Esses produtores estão basicamente no Golfo Pérsico e no Estado do Texas.
Hoje, quem tem petróleo comprado está pagando para que os produtores não entreguem o produto. Isso porque não há local para estocagem, já que o mundo — e principalmente os Estados Unidos — estão consumindo muito menos petróleo.
“Hoje estamos vivendo uma situação em que os navios petroleiros estão parados cheios de petróleo, à espera de que o consumo volte a aumentar”, comentou Felipe.
Na hipótese de que alguém, a essa altura, quisesse comprar o petróleo, em vez de pagar, receberia recursos, mas teria que fazer investimento para estocar o produto, já que o consumo foi drasticamente reduzido.
Há quatro meses, o barril de petróleo era negociado a US$ 65,9 dólares. Hoje, fechou pela primeira vez na história em valor negativo: – 37,6.
Na Bolsa de Londres, por outro, que negocia o produto de petroleiras em geral controladas por estados, a maioria do Oriente Médio, conhecido como Brent, o tombo foi muito menor e não chegou ao ponto do produtor, em tese, ter que remunerar o comprador.
A queda foi de 6,27%, com o barril negociado a 26,32 dólares o barril. Como o mercado lá fechou antes, é preciso aguardar até amanhã para saber se não haverá queda mais expressiva.

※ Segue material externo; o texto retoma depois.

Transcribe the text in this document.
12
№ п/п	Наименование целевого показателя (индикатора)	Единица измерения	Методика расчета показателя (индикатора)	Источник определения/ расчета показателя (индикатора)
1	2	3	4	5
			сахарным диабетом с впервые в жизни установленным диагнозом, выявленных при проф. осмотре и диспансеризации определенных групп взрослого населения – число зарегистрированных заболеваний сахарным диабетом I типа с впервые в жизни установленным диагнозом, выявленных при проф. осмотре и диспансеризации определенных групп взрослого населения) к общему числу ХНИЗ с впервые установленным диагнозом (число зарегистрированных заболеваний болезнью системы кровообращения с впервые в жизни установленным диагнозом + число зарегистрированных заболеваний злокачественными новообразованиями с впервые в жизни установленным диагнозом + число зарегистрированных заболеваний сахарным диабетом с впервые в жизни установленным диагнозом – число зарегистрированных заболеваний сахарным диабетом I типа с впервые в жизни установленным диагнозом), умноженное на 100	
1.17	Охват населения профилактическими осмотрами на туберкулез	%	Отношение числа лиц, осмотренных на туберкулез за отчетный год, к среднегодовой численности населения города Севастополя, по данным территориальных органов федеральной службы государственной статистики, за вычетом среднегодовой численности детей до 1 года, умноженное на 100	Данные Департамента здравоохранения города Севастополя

O fato é que, se mantida a queda recorde no preço do petróleo, há risco de contaminação do sistema financeiro e, inclusive, do valor da moeda dos Estados Unidos.
É que bancos alavancaram a produção de petróleo, com juro barato, mas não negativo. “Há o risco de contaminar o sistema financeiro e haver quebra de bancos”, disse Felipe.
A situação é inédita e exigirá saídas igualmente fora do padrão.
A ruína — pelo menos temporária — da indústria do petróleo é apenas uma face do fracasso da economia ultraliberal, sem regulação do Estado. É verdade que, em momentos de crise, como a de 2008, o capital muda seu discurso e se socorre do dinheiro público.
Desde o início da década de 80, a regra que funciona é: o lucro é privado, mas o prejuízo é público.
No fundo, se a sociedade não se organizar, quem vai pagar pelo fim dessa era é o mais pobre.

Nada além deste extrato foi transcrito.